When your wellness is compromised by diabetes, you are part of a large and growing segment of the human population, and, especially among the obese, the disease can lead to nerve loss, blindness, and even death. Many medical experts are researching how genes and genetic mutations affect your wellness, but a group of biomedical researchers at UC Santa Barbara is studying cell metabolism, and that of their surrounding tissue, to try and determine how certain diseases begin, and this approach can be applied to Type 2 diabetes, autoimmune diseases, and neurodegenerative diseases, among others.

 

The team at UCSB have found that changes in cellular metabolism could be the triggering factor for the disease, rather than any genetic predisposition you might have. The pioneering researchers predict that their discovery could become a basis for diabetes prevention, and even a cure for the disease.

 

They based their work on a major finding by UCSB’s Jamey Marth, a professor in the Department of Molecular, Cellular, and Developmental Biology and the Biomolecular Science and Engineering Program; holder of the John Carbon Chair in Biochemistry and Molecular Biology and the Duncan and Suzanne Mellichamp Chair in Systems Biology; and professor with the Sanford-Burnham Medical Research Institute in La Jolla.

 

Marth discovered the molecular building blocks you need to construct the four types of macromolecules of all your cells, and explained ‘By studying the four types of components that make up the cell, we can, for the first time, begin to understand what causes many of the common grievous diseases that exist in the absence of definable genetic variation, but, instead, are due to environmental and metabolic alterations of our cells’.

 

According to Marth, UCSB is currently the only institution studying these four types of molecules in the cells while also using computational modelling to determine their functions in health and disease. ‘We’re trying to understand what actually causes disease, which is defined as cellular dysfunction.
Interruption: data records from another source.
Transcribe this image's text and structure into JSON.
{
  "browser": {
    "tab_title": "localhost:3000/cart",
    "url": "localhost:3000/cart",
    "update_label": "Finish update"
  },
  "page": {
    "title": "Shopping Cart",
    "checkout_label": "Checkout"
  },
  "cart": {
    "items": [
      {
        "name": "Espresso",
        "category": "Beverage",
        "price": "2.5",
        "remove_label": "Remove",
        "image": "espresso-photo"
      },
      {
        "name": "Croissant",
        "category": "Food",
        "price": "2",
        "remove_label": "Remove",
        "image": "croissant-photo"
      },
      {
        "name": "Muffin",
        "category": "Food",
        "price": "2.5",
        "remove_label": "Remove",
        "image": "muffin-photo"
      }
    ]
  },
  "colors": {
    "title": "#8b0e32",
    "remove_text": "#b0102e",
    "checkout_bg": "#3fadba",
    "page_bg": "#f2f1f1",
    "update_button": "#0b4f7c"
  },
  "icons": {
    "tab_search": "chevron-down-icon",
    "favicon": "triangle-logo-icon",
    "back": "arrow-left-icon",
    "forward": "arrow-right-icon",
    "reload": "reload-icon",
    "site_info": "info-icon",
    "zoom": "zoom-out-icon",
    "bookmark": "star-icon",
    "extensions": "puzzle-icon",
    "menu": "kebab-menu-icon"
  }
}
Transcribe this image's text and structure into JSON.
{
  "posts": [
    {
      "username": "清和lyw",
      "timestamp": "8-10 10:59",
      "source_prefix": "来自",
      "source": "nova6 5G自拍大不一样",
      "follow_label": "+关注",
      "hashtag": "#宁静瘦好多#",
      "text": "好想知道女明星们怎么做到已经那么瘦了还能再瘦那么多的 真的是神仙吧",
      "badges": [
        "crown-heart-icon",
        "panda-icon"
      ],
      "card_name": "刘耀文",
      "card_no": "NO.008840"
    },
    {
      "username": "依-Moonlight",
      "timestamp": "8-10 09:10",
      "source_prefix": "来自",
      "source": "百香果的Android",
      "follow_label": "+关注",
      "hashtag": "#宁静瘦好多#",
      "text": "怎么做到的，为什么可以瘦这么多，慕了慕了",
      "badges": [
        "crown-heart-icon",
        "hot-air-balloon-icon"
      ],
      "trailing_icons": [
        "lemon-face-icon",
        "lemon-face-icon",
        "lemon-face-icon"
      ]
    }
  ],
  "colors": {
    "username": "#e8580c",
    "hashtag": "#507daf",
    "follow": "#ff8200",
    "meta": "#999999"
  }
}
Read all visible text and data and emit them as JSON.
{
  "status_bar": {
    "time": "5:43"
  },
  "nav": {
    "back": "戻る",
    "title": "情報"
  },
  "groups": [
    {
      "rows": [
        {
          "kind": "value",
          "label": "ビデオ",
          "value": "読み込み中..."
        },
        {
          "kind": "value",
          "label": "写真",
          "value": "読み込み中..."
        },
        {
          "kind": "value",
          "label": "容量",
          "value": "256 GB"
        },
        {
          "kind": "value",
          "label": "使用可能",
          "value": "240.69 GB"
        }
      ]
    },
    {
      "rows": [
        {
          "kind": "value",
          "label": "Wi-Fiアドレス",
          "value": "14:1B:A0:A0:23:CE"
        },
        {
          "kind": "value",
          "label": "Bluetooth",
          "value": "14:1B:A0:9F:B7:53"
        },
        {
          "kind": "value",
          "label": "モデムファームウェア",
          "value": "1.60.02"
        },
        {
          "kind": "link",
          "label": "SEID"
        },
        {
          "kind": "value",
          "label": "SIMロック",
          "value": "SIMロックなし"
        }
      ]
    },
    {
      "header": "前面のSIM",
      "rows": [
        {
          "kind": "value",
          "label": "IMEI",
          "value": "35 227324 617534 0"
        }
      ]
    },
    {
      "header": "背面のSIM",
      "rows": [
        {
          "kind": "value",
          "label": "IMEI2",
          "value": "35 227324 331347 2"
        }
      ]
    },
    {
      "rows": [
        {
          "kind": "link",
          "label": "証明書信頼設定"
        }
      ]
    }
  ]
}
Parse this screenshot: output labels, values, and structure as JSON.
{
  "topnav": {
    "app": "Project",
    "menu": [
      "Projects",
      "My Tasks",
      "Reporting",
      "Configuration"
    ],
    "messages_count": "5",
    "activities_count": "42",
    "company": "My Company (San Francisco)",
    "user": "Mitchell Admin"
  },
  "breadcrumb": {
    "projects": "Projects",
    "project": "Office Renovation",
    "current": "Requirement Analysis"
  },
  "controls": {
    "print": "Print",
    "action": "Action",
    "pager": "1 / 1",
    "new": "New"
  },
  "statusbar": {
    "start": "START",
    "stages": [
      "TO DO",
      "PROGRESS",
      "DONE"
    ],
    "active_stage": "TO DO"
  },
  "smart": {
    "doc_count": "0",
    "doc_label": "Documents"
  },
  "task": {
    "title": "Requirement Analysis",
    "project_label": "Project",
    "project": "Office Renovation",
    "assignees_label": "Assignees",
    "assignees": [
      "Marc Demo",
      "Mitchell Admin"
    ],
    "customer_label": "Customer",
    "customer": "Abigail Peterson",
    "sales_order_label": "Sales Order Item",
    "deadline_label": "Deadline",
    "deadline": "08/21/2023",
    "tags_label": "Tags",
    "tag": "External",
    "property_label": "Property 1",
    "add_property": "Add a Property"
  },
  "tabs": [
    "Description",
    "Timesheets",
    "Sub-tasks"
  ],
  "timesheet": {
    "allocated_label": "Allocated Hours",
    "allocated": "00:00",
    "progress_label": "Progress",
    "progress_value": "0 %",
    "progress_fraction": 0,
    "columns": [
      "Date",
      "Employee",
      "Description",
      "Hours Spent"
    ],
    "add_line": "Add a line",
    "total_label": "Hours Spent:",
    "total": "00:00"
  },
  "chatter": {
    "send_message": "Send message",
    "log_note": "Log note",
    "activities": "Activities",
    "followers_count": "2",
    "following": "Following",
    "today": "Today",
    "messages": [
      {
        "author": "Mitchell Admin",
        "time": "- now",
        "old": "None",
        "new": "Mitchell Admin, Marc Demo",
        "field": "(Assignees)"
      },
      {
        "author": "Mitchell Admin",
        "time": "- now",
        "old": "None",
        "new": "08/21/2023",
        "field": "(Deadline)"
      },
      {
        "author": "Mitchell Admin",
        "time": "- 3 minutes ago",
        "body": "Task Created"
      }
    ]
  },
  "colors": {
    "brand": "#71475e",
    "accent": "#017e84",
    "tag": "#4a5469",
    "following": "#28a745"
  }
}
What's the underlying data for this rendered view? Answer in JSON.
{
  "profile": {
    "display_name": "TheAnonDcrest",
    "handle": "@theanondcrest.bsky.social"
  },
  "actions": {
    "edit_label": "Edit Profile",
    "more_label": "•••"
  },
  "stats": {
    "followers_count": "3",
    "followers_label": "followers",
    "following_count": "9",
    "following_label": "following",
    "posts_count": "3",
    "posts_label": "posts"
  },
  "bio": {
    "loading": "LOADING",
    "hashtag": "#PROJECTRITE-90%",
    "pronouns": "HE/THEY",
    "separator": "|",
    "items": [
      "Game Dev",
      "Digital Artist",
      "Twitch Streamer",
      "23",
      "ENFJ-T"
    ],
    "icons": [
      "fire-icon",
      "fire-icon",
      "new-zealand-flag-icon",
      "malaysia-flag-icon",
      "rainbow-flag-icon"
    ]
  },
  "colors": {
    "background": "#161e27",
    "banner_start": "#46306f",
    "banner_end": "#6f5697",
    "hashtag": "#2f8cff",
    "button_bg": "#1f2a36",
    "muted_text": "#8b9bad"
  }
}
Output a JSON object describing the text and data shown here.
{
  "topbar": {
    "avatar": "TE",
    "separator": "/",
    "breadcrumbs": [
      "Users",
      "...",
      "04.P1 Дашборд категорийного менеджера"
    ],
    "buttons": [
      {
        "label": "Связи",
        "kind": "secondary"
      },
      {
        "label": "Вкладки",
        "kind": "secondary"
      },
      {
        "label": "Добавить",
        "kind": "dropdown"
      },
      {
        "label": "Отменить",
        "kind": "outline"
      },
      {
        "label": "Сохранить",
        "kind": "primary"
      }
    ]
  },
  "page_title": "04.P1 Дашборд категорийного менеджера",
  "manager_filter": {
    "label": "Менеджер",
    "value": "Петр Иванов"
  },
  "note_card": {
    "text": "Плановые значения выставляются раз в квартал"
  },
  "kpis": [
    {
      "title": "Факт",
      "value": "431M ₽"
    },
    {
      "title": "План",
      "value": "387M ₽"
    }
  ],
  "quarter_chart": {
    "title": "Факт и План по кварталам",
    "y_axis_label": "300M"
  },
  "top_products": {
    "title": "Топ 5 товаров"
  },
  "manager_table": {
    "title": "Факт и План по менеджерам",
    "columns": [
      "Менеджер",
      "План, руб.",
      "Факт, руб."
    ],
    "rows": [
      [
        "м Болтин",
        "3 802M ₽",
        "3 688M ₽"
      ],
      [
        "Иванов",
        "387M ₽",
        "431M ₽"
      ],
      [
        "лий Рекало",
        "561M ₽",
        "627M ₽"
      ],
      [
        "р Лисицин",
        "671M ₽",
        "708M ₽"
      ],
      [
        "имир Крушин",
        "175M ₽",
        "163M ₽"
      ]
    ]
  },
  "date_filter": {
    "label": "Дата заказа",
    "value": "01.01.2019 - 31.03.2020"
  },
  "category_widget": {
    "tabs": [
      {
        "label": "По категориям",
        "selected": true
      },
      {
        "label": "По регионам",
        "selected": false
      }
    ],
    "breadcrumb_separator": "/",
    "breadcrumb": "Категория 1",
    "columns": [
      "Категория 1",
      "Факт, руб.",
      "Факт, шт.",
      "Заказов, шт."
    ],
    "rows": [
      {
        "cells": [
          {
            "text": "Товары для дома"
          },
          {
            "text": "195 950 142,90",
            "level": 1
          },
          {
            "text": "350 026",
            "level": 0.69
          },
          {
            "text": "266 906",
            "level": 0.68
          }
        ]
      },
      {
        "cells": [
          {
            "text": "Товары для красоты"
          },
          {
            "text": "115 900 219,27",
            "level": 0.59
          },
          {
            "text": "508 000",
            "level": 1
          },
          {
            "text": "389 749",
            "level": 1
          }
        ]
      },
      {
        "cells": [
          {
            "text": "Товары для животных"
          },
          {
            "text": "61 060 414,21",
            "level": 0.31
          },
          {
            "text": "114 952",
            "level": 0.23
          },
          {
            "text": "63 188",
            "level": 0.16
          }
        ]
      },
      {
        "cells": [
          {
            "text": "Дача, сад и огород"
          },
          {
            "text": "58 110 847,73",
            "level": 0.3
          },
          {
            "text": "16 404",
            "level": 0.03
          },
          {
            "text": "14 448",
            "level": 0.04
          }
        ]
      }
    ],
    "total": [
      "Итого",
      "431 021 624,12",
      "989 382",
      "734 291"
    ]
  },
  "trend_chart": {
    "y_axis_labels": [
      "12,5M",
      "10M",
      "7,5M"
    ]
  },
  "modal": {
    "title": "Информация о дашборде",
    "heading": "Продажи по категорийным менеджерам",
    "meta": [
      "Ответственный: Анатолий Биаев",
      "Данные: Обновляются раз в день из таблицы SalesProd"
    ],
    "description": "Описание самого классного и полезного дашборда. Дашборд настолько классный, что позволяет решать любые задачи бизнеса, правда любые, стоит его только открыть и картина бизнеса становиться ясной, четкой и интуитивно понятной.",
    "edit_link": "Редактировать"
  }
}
Once we understand what causes disease we can make a difference by devising more rational and effective preventative and therapeutic approaches.’

 

Co-author Frank Doyle, associate dean for research of the College of Engineering; director of UCSB’s Institute for Collaborative Biotechnologies; professor of chemical engineering; and the Mellichamp Chair in Process Control, added ‘We are excited to bring our 20 years of expertise on Type 1 diabetes and systems biology methods to look at the networks responsible for the onset of Type 2 diabetes’.